ONUR AIR : retour sur des turbulences dans le ciel européen

Nous avons reçu de Thierry Montéran, avocat à la cour, une longue analyse du cas Onur Air.
Compte tenu des conséquences immédiates que l’interdiction de vol de cette compagnie par plusieurs administrations européennes a eues sur l’activité de plusieurs sociétés touristiques et des recours qui pourraient être introduits à plus long terme, nous avons décidé de publier in extenso cette Tribune.
"Alors que, suivant la décision prise par les Pays-Bas, la France, la Suisse et l’Allemagne ont levé conjointement le 24 mai 2005 l’interdiction de vol décrétée contre la compagnie turque Onur Air et que cette compagnie a repris ses vols en direction de l’Europe marquant ainsi un retour à la normale, on estime à 10.000 personnes par semaine le nombre de touristes français affectés par cette mesure. Avant de rechercher les conséquences possibles de la décision d’interdiction de vol, retraçons l’historique de ce litige.
Le rappel des faits
Le 12 mai 2005, la direction générale de l’aviation civile néerlandaise, après un incident concernant un réacteur d’un appareil de la compagnie aérienne Onur Air, décide sans motivation de suspendre l’autorisation de vol. La presse relève "l’existence de déficience de sécurité sérieuse observée, concernant les appareils, les procédures d’opération et la maintenance des avions".
Au nom du principe de précaution, cette mesure est immédiatement suivie par l’Allemagne, la Suisse puis la France cependant que la Grande-Bretagne, l’Italie, la Belgique, l’Espagne et le Danemark continuaient d’autoriser les vols, tout en multipliant les contrôles. Près de 40.000 passagers se retrouvent bloqués avant d’être pris en charge par d’autres compagnies.
Cette suspension de vol provoque immédiatement une crise diplomatique entre les autorités néerlandaises et turques, les autorités turques considérant que cette décision unilatérale avait été prise sans réunion préalable des autorités de régulation aérienne des deux pays alors que les compagnies civiles turques sont soumises aux inspections internationales régulières, à des contrôles des autorités de l’aviation civile et qu’aucune compagnie turque ne présente une défaillance technique qui l’empêcherait de voler. (AFP Fil Economique, 13 mai 2005, 14 h52) La compagnie Onur Air décidait de saisir les tribunaux d’une demande de suspension de cette interdiction. (AFP, 13 mai 2005)

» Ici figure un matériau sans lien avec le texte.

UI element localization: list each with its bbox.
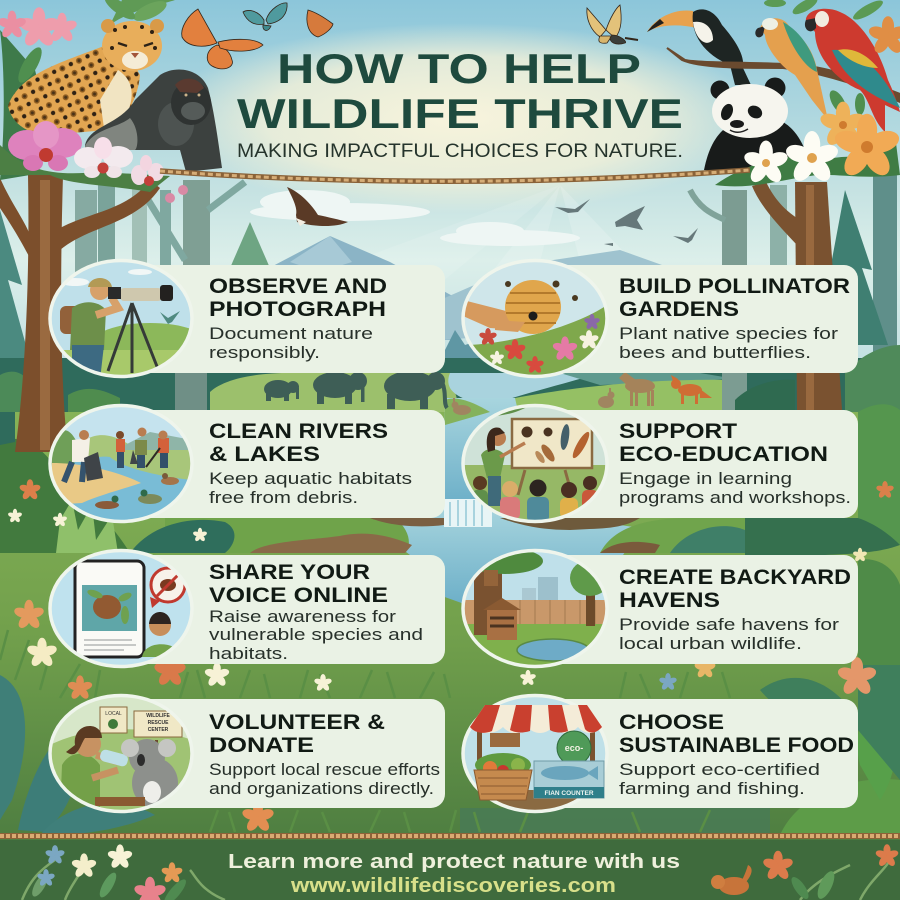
card: choose sustainable food <box>510 699 858 808</box>
main left tree with branches <box>0 175 160 452</box>
card: volunteer and donate <box>100 699 445 808</box>
card: observe and photograph <box>100 265 445 373</box>
card: volunteer and donate: Support local rescue efforts <box>209 760 440 779</box>
card: build pollinator gardens: Plant native species for <box>619 324 838 343</box>
distant wildlife: goat, fox and rabbit <box>598 366 712 408</box>
card: choose sustainable food: CHOOSE <box>619 711 724 734</box>
card: share your voice online: Raise awareness for <box>209 607 396 626</box>
icon: phone with turtle post and no-poaching badge <box>50 550 192 668</box>
card: support eco-education: Engage in learning <box>619 469 792 488</box>
card: clean rivers and lakes: & LAKES <box>209 443 320 466</box>
icon: market stall with produce basket and fish counter: eco- <box>565 743 583 753</box>
icon: volunteer feeding a koala: LOCAL <box>105 711 122 717</box>
card: build pollinator gardens: GARDENS <box>619 298 739 321</box>
card: support eco-education <box>510 410 858 518</box>
gorilla <box>85 69 222 172</box>
card: build pollinator gardens: bees and butterflies. <box>619 343 811 362</box>
macaws on branch <box>667 0 900 132</box>
icon: volunteer feeding a koala: CENTER <box>148 727 169 733</box>
icon: volunteer feeding a koala: RESCUE <box>148 720 169 726</box>
butterflies <box>182 3 638 69</box>
footer panel <box>0 840 900 900</box>
footer rope <box>0 833 900 839</box>
card: clean rivers and lakes: free from debris. <box>209 488 358 507</box>
card: create backyard havens: HAVENS <box>619 589 720 612</box>
card: volunteer and donate: and organizations directly. <box>209 779 434 798</box>
card: observe and photograph: PHOTOGRAPH <box>209 298 386 321</box>
foreground foliage and wildflowers <box>0 479 900 835</box>
icon: market stall with produce basket and fish counter: FIAN COUNTER <box>544 790 594 797</box>
icon: volunteer feeding a koala <box>50 695 192 815</box>
icon: teacher with children at a nature board <box>463 405 607 525</box>
card: share your voice online: habitats. <box>209 644 288 663</box>
card: choose sustainable food: SUSTAINABLE FOOD <box>619 734 854 757</box>
right side flower cluster <box>715 88 900 186</box>
panda <box>704 78 808 172</box>
card: observe and photograph: Document nature <box>209 324 373 343</box>
card: clean rivers and lakes: CLEAN RIVERS <box>209 420 388 443</box>
card: observe and photograph: OBSERVE AND <box>209 275 387 298</box>
footer panel: www.wildlifediscoveries.com <box>290 875 616 897</box>
card: support eco-education: SUPPORT <box>619 420 737 443</box>
title: HOW TO HELP <box>277 45 641 92</box>
card: share your voice online: SHARE YOUR <box>209 561 370 584</box>
rope across header <box>160 170 750 181</box>
icon: beehive and wildflowers <box>463 260 607 380</box>
distant wildlife: elephant herd and rabbit <box>264 371 471 415</box>
card: clean rivers and lakes: Keep aquatic habitats <box>209 469 412 488</box>
top left foliage and pink blossoms <box>0 0 175 180</box>
title: WILDLIFE THRIVE <box>237 90 683 137</box>
card: choose sustainable food: Support eco-certified <box>619 760 820 779</box>
toucan <box>647 9 751 85</box>
subtitle: MAKING IMPACTFUL CHOICES FOR NATURE. <box>237 141 683 162</box>
icon: market stall with produce basket and fish counter <box>463 695 607 815</box>
card: choose sustainable food: farming and fishing. <box>619 779 805 798</box>
card: share your voice online: VOICE ONLINE <box>209 584 388 607</box>
card: create backyard havens: Provide safe havens for <box>619 615 839 634</box>
card: share your voice online <box>100 555 445 664</box>
card: create backyard havens <box>510 555 858 664</box>
orchid flowers <box>0 121 188 203</box>
leopard on branch <box>8 19 164 135</box>
card: volunteer and donate: DONATE <box>209 734 314 757</box>
card: create backyard havens: CREATE BACKYARD <box>619 566 851 589</box>
icon: volunteer feeding a koala: WILDLIFE <box>146 713 170 719</box>
card: clean rivers and lakes <box>100 410 445 518</box>
footer call to action: Learn more and protect nature with us <box>228 851 680 873</box>
icon: river clean-up volunteers and ducks <box>50 405 192 525</box>
card: build pollinator gardens <box>510 265 858 373</box>
card: support eco-education: programs and workshops. <box>619 488 851 507</box>
card: volunteer and donate: VOLUNTEER & <box>209 711 385 734</box>
icon: photographer with tripod <box>48 258 190 378</box>
card: build pollinator gardens: BUILD POLLINATOR <box>619 275 850 298</box>
card: share your voice online: vulnerable species and <box>209 625 423 644</box>
icon: backyard with insect hotel, fence and pond <box>463 548 610 668</box>
main right tree with branches <box>752 182 842 410</box>
card: support eco-education: ECO-EDUCATION <box>619 443 828 466</box>
card: create backyard havens: local urban wildlife. <box>619 634 802 653</box>
title <box>237 45 683 137</box>
footer botanical decoration <box>22 844 899 900</box>
card: observe and photograph: responsibly. <box>209 343 320 362</box>
birds in the sky <box>287 187 698 246</box>
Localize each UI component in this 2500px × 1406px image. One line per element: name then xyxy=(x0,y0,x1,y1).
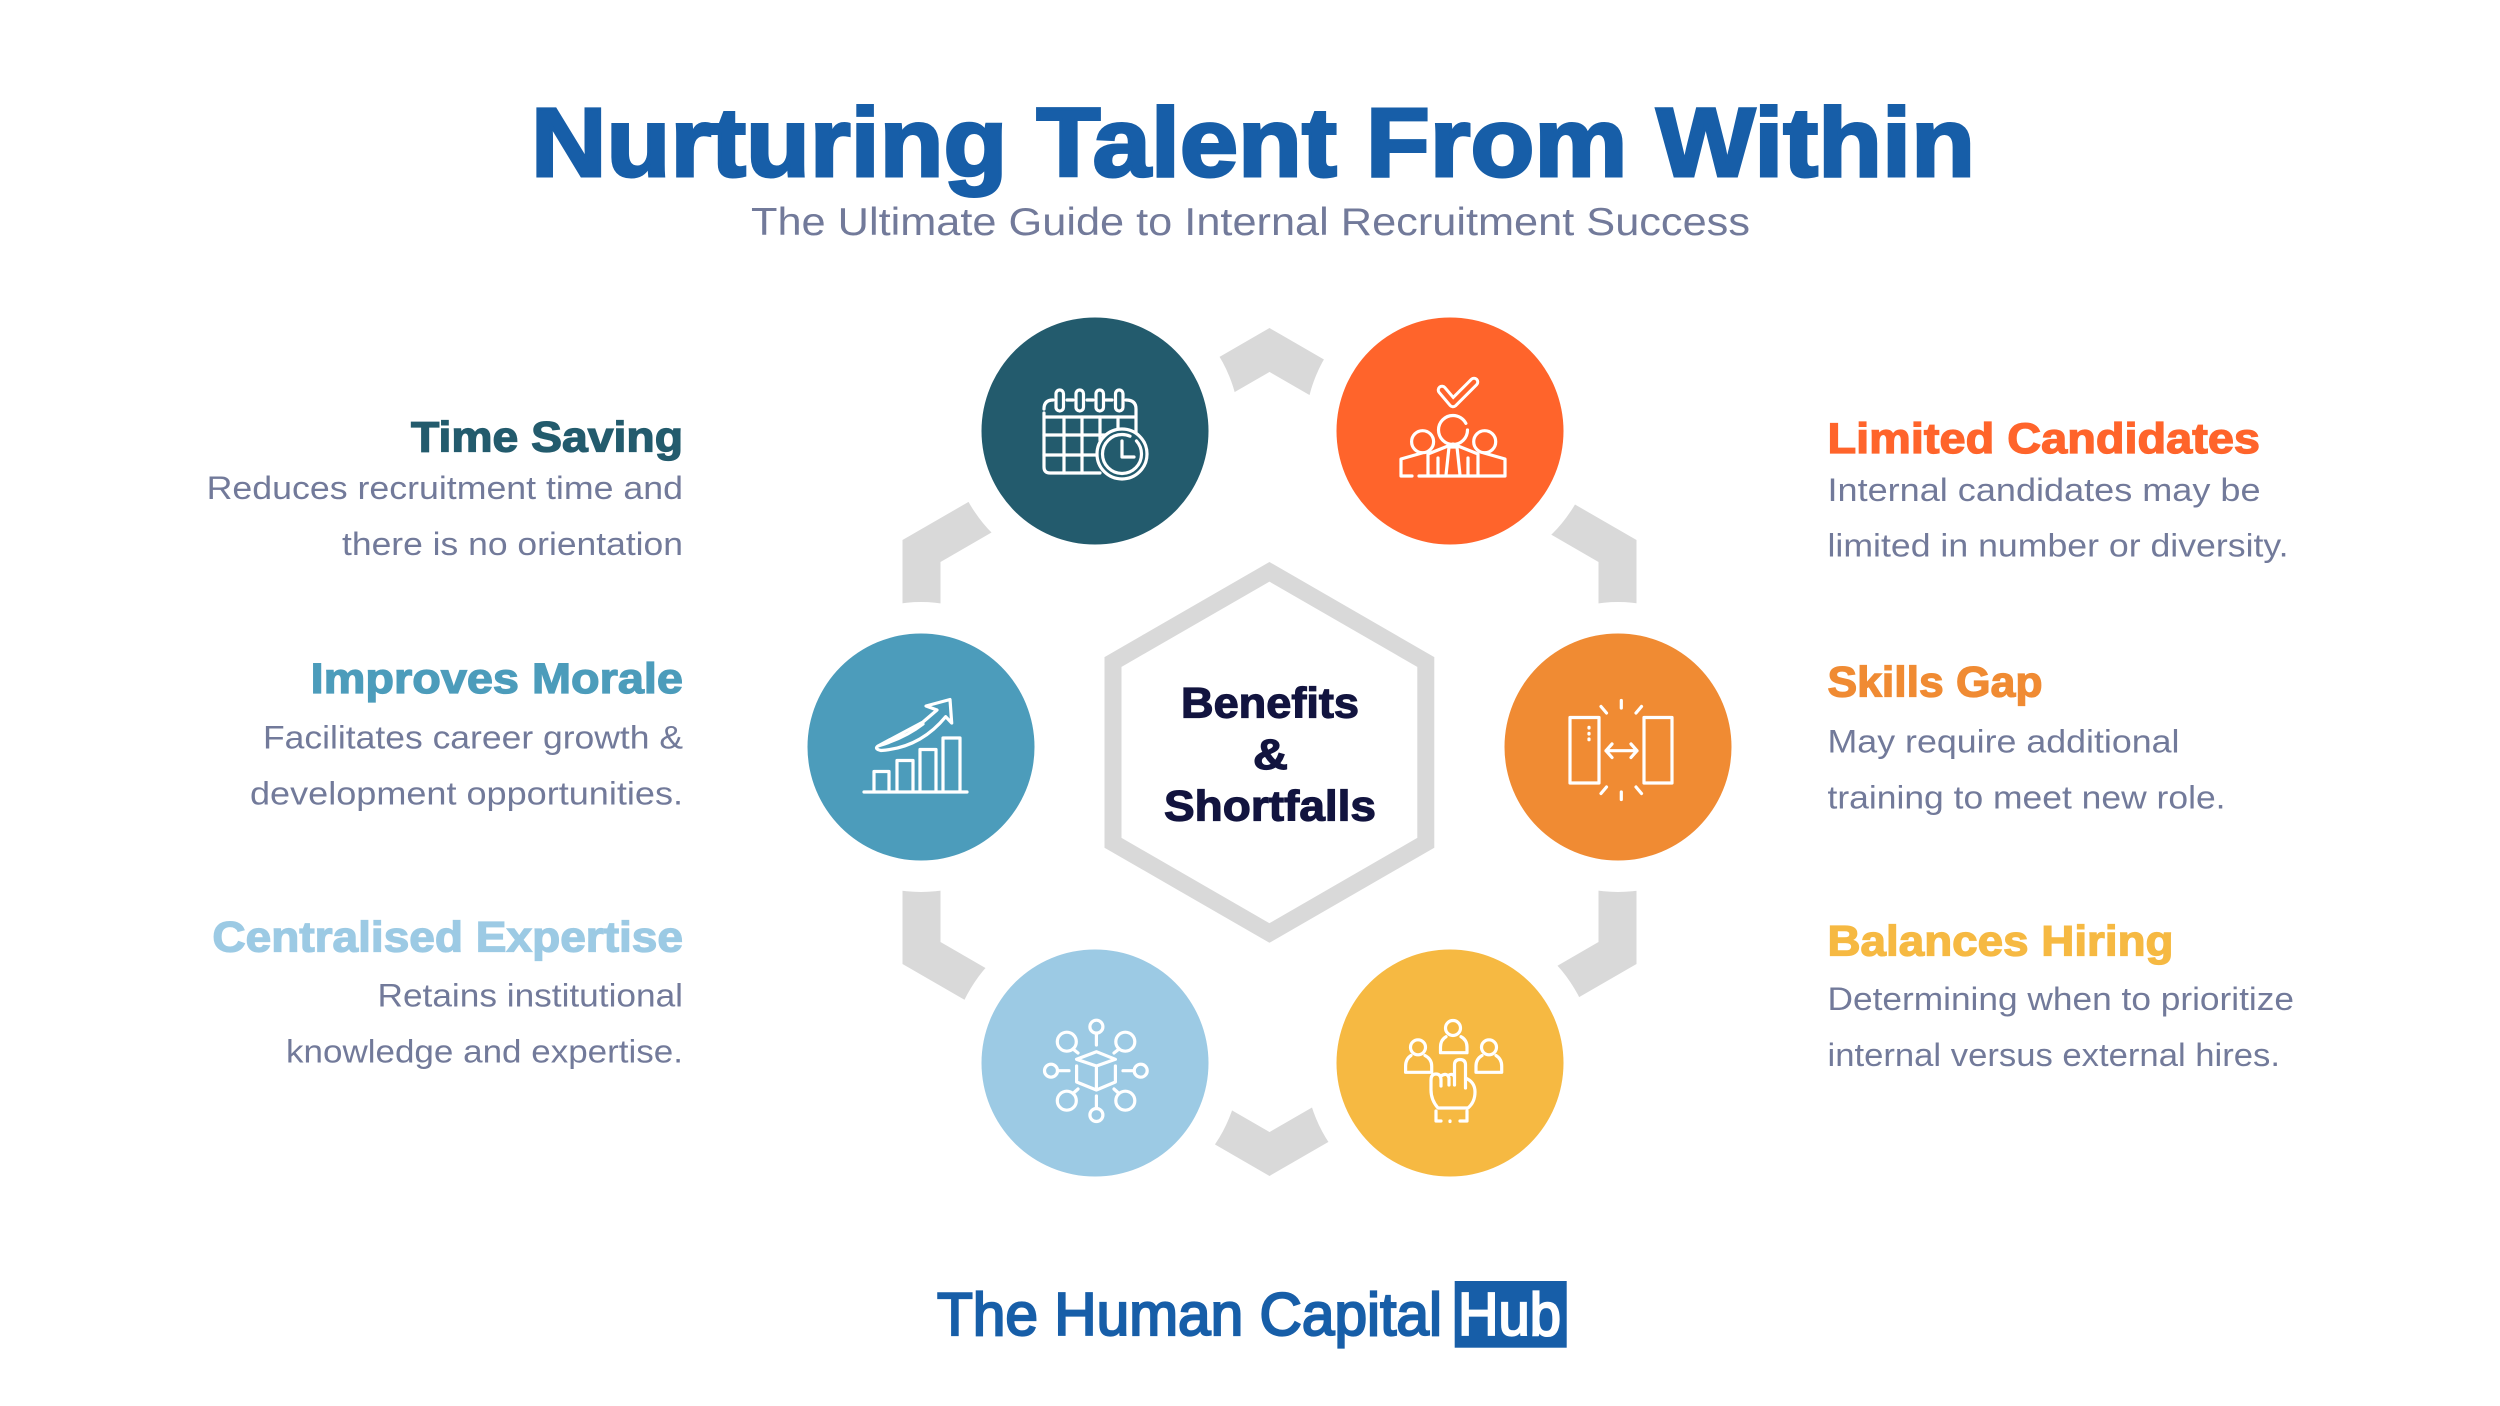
text block: Time Saving xyxy=(207,414,683,562)
text block: Balances Hiring: Balances Hiring xyxy=(1828,918,2174,966)
icon circle: team with check mark xyxy=(1336,318,1564,544)
logo: The Human Capital Hub: The Human Capital xyxy=(937,1281,1442,1348)
text block: Skills Gap: May require additional xyxy=(1828,724,2180,760)
text block: Limited Candidates: Limited Candidates xyxy=(1828,415,2260,463)
icon circle: connected cube network xyxy=(982,950,1208,1176)
icon circle: hand selecting people xyxy=(1336,950,1564,1176)
text block: Limited Candidates xyxy=(1828,415,2288,564)
text block: Limited Candidates: limited in number or diversity. xyxy=(1828,528,2288,564)
central hexagon: Benefits & Shortfalls: & xyxy=(1253,731,1288,779)
icon circle: growth bar chart xyxy=(808,634,1034,860)
text block: Skills Gap: training to meet new role. xyxy=(1828,780,2226,816)
text block: Balances Hiring: Determining when to prioritize xyxy=(1828,981,2294,1017)
central hexagon: Benefits & Shortfalls: Benefits xyxy=(1181,680,1359,728)
text block: Skills Gap xyxy=(1828,659,2226,816)
text block: Improves Morale: Improves Morale xyxy=(311,655,683,703)
central hexagon: Benefits & Shortfalls: Shortfalls xyxy=(1164,782,1376,830)
text block: Improves Morale: Facilitates career growth & xyxy=(263,720,683,756)
icon circle: skills gap, two panels and arrow xyxy=(1504,634,1732,860)
text block: Skills Gap: Skills Gap xyxy=(1828,659,2042,707)
text block: Centralised Expertise xyxy=(212,914,683,1070)
text block: Time Saving: Reduces recruitment time and xyxy=(207,470,683,506)
text block: Centralised Expertise: Centralised Expertise xyxy=(212,914,683,962)
text block: Improves Morale xyxy=(250,655,683,812)
text block: Centralised Expertise: Retains institutional xyxy=(378,978,683,1014)
text block: Limited Candidates: Internal candidates may be xyxy=(1828,472,2260,508)
title: Nurturing Talent From Within xyxy=(531,88,1975,197)
subtitle: The Ultimate Guide to Internal Recruitment Success xyxy=(751,201,1750,244)
text block: Improves Morale: development opportunities. xyxy=(250,776,683,812)
central hexagon: Benefits & Shortfalls xyxy=(1113,572,1426,933)
text block: Time Saving: Time Saving xyxy=(411,414,683,462)
text block: Balances Hiring: internal versus external hires. xyxy=(1828,1037,2280,1073)
text block: Time Saving: there is no orientation xyxy=(342,526,683,562)
logo: The Human Capital Hub: Hub xyxy=(1458,1281,1561,1348)
text block: Centralised Expertise: knowledge and expertise. xyxy=(286,1034,683,1070)
hexagon ring of grey chevron connectors xyxy=(776,286,1763,1208)
text block: Balances Hiring xyxy=(1828,918,2294,1073)
icon circle: calendar and clock xyxy=(982,318,1208,544)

Alors que certains médias relayaient des rumeurs suivant lesquelles la compagnie Onur Air louerait des appareils vétustes immatriculés dans des pays n’offrant pas de garanties (Le Monde, 13 mai 2005), et que les appareils présenteraient de graves déficiences (RTL, 17 mai 2005), il apparaissait rapidement que le sérieux de la compagnie n’était pas en cause et que cette situation allait se débloquer amiablement, d’autant que l’origine de l’incident sur le réacteur n’était pas due à une mauvaise maintenance mais à un "corps étranger" (oiseau ou pierre), ce que confirmait le fabricant allemand des réacteurs MTU (La Tribune, 20 mai 2005).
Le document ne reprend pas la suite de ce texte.